Society’s ongoing preoccupation with ultra-slim bodies has resulted in body-positive movement in the past few years, but thinness is still in vogue — and women’s bodies are still heavily scrutinized by the media and beyond. Just last week, Jennifer Aniston wrote an op-ed for the Huffington Post, in which she called out publications that criticize her body and send the wrong message to young girls.
“If I am some kind of symbol to some people out there, then clearly I am an example of the lens through which we, as a society, view our mothers, daughters, sisters, wives, female friends, and colleagues. The objectification and scrutiny we put women through is absurd and disturbing. The way I am portrayed by the media is simply a reflection of how we see and portray women in general, measured against some warped standard of beauty,” Aniston said. She calls cultural standards “an unconscious agreement,” which essentially encapsulates the findings of this study.
“Body image is very dependent on your culture and what surrounds you, so I’m not surprised that feelings about personal body image can change so quickly,” says Senior Priory psychotherapist Julia Cole, of Priory’s Wellbeing Centre in Southampton. “It’s really important for women in particular to develop a positive sense of themselves from an early age so that they can combat unrealistic expectations when they are teenagers and adults. The way to achieve this is to eat healthily, exercise regularly but importantly avoid images that are triggers for negative thoughts.”

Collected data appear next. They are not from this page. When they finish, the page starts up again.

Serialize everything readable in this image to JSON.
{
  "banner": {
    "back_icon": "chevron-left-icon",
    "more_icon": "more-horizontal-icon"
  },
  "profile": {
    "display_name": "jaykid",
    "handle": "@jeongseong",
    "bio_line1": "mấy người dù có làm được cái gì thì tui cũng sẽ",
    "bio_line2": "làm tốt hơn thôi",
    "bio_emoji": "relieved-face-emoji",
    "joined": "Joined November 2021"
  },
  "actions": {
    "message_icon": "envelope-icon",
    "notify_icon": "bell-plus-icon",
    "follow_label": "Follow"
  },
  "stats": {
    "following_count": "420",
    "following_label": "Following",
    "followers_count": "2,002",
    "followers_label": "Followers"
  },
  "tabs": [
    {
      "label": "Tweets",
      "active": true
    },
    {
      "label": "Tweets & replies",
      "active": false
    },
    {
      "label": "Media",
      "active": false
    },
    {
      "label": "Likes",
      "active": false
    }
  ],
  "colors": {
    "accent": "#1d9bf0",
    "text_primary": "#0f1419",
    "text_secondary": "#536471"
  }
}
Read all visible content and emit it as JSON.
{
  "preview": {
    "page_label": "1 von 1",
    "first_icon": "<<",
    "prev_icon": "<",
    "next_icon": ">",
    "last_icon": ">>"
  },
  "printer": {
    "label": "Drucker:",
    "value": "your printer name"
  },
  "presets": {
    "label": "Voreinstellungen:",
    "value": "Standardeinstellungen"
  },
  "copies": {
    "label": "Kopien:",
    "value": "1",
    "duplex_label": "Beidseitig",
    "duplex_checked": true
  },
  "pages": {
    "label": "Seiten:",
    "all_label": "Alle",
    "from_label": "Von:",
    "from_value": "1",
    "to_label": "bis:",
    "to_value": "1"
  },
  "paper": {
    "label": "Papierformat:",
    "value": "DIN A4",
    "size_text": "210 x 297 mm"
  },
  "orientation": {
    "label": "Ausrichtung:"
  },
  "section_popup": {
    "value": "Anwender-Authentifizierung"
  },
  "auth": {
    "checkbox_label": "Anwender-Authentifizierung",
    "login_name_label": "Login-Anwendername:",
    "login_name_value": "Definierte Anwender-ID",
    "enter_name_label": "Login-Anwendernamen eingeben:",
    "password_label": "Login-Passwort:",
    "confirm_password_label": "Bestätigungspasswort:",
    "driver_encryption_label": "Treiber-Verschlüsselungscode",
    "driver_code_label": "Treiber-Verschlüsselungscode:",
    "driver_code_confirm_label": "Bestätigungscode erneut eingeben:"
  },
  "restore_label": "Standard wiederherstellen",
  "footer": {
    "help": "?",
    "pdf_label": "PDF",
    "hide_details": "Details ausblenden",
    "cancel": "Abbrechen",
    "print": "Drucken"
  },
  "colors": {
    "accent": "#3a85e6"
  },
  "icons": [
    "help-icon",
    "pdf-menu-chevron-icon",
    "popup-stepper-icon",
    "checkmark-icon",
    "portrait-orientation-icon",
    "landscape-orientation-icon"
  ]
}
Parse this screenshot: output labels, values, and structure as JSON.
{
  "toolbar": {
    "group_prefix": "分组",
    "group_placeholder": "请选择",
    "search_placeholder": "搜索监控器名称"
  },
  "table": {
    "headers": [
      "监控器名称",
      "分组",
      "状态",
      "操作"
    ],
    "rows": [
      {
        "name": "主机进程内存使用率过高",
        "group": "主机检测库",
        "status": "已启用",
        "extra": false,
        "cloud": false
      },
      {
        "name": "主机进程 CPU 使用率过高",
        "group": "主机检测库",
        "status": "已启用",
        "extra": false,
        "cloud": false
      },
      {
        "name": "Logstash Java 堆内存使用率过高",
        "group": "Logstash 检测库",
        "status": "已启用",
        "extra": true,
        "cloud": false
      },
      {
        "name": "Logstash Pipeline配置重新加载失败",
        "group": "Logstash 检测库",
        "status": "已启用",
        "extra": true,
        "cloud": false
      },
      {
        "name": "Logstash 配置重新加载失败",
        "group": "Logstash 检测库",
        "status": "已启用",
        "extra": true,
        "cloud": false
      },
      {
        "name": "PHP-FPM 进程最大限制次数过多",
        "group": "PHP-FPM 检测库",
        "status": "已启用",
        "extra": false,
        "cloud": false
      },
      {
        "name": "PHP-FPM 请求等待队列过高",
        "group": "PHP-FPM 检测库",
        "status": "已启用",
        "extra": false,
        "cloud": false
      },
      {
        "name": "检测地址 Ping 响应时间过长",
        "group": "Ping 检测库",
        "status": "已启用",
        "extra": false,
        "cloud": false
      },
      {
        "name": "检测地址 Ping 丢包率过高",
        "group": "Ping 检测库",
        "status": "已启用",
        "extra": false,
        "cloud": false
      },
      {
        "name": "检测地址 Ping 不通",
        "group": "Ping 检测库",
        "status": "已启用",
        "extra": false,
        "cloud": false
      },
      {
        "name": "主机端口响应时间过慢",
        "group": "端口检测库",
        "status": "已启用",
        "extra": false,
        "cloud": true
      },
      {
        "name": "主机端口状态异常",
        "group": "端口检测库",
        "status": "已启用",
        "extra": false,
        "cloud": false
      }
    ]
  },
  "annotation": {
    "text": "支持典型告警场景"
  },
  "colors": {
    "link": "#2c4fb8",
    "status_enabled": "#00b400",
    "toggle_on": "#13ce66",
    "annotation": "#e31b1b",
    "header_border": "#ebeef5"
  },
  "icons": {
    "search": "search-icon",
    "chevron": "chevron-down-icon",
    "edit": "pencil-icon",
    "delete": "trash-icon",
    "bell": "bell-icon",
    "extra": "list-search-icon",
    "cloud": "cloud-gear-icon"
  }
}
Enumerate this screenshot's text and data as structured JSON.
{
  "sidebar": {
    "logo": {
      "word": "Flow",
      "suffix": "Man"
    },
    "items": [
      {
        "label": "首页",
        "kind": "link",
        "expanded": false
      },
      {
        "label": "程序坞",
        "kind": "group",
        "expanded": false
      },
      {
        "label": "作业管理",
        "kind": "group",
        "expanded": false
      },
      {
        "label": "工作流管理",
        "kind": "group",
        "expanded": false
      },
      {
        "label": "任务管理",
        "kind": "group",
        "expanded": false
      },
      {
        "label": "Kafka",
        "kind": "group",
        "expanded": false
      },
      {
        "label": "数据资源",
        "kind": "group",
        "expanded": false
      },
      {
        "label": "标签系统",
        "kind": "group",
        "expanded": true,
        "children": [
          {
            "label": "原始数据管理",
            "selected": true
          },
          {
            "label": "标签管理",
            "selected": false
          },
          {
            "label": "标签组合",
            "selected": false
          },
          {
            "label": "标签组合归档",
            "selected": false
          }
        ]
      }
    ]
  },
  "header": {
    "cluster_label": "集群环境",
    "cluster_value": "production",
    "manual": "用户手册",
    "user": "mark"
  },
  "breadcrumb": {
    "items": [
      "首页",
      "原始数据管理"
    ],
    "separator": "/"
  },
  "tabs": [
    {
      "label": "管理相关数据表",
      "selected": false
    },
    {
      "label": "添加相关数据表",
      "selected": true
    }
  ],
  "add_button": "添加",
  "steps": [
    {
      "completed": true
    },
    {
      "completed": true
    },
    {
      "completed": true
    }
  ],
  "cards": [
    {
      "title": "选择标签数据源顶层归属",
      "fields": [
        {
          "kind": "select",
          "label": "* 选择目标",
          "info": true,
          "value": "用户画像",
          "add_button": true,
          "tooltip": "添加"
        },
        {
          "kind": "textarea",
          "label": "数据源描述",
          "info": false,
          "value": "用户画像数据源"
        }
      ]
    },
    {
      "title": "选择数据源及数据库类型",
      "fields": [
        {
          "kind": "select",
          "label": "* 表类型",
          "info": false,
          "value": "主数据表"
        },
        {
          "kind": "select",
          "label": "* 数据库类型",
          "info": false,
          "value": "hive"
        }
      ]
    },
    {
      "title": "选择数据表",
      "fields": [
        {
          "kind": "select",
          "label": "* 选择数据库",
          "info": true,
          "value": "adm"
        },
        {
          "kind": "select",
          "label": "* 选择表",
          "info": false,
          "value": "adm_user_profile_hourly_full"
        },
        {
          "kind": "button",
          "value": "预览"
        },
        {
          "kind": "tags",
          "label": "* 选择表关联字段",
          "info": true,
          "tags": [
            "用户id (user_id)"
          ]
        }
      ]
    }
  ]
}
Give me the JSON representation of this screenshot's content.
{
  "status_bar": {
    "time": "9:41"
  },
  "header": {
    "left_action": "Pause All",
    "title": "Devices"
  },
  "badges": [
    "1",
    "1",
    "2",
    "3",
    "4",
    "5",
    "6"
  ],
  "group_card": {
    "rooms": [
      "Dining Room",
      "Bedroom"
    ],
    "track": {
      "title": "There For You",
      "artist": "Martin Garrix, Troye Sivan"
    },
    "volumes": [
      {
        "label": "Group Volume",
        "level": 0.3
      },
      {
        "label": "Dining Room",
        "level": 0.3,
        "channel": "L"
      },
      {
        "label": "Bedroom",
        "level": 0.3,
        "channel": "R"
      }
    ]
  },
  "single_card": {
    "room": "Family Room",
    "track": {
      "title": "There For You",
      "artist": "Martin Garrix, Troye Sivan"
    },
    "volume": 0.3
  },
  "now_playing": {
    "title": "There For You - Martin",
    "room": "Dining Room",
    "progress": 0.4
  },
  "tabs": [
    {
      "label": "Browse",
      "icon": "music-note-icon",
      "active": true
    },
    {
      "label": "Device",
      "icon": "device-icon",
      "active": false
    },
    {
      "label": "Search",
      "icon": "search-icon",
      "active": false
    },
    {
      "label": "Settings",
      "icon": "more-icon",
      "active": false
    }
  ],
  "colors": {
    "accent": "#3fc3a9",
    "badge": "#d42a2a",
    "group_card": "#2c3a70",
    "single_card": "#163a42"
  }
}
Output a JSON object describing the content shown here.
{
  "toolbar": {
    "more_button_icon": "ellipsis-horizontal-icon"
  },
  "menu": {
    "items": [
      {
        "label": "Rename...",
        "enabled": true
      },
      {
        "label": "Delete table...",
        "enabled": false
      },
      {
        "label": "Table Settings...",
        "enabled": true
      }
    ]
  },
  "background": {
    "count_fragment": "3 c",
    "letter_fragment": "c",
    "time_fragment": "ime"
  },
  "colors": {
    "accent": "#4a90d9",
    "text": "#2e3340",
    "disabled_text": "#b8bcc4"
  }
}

Of course, if unrealistic bodies are plastered all over websites, ads, and social media — and have a negative impact on women — then the opposite holds true too: If we’re more inclusive of all body types when we represent women in a public forum, people will start to be positively influenced by other women who look like them, and their attitudes will be affected for the better. In other words, we have the power to control the message we send.
Psychotherapist and body image specialist Holli Rubin agrees. “Limiting exposure to social media and being disciplined to ‘switch off’ from all the imagery and visual noise will lessen its negative impact on self-esteem,” she says. “We know what [people in the media] seem to look like may more than likely not be real.”
“Overall, these results confirm that adaptation to images that have been manipulated to appear thinner or fatter than normal are effective in creating aftereffects of perceived body size,” Brooks and his co-authors wrote. Such aftereffects increase over time, so if women are bombarded with unrealistic body images, their distorted senses of self are bound to last longer.
A woman can look perfectly normal — in the literal sense of the word — but still be negatively influenced by the images she sees every day. In the report, Brooks says that despite the fact that participants were “in pretty good shape and are pretty psychologically healthy,” the study shows “we can till manipulate their perception — and it’s very quick.”
The study used 59 subjects in total — psychology students from the university. Of the group, 24 students were shown digitally altered photos of other people, and 35 were exposed to altered images of themselves. In both cases, self-perception and self-esteem were affected alarmingly quickly.
Brooks believes that the results of this study strongly pertain to real life, and that we are influenced by external stimuli subconsciously every single day of our lives. Everything we think is normal is the result of all the aftereffects of a lifetime of stimulation,” he says.